Joke Collection Website - Cold jokes - Who has a long joke? Not too long but not too short?

Who has a long joke? Not too long but not too short?

Once upon a time, there was a king who had two daughters. When the two daughters reached the age of marriage, the king decided to marry her. On the wedding day, the king said to the prince of the country, if one of you can test the questions I gave, I will marry my eldest daughter to him! So the king asked the guards to take an elephant to the river. Then he said: If anyone can make an elephant jump into the river with his ass covered, I will marry my eldest daughter to him!

All the princes in the world can't think of any way. Just then, a prince from Persia came up to the king and said, If I can do it, will you marry my daughter? Although the king didn't want to marry his daughter to this "black man", he had no choice but to agree.

The prince went to see the elephant and suddenly took out a needle from behind and stuck it in the elephant's ass!

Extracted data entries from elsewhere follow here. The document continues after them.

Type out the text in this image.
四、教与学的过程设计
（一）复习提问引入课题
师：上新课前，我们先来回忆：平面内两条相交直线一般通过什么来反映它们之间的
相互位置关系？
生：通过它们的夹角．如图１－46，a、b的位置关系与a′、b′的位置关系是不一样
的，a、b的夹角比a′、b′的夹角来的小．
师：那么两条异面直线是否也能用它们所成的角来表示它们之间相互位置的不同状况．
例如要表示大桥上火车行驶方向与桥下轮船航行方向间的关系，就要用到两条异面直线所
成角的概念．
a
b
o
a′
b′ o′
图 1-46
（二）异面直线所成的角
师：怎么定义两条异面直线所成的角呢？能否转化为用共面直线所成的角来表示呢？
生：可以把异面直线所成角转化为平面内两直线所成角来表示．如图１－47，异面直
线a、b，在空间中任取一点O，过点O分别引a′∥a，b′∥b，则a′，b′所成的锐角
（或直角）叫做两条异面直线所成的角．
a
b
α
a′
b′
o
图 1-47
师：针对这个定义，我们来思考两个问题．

When I saw the elephant, I immediately grabbed my ass and picked it up in the river! The king had no choice but to marry his eldest daughter.

When the second daughter got married, the king thought it was not so easy to marry her, so he asked another question: Who can make the elephant nod first, then shake his head, then nod, and then jump into the river, and he married the second daughter!

Coincidentally, it was still the elephant, but the princes of all countries tried their best! Finally, the boss prince came up and said, if I can do it, should I marry my second daughter, too? The king had no choice but to agree.

Prince Bos went to see the elephant. After a while, he said to the elephant, Do you still know me? The elephant nodded. Do you still want to be like last time? The elephant shook his head. Do you know what to do? The elephant nodded again, and then jumped into the river, clutching his ass!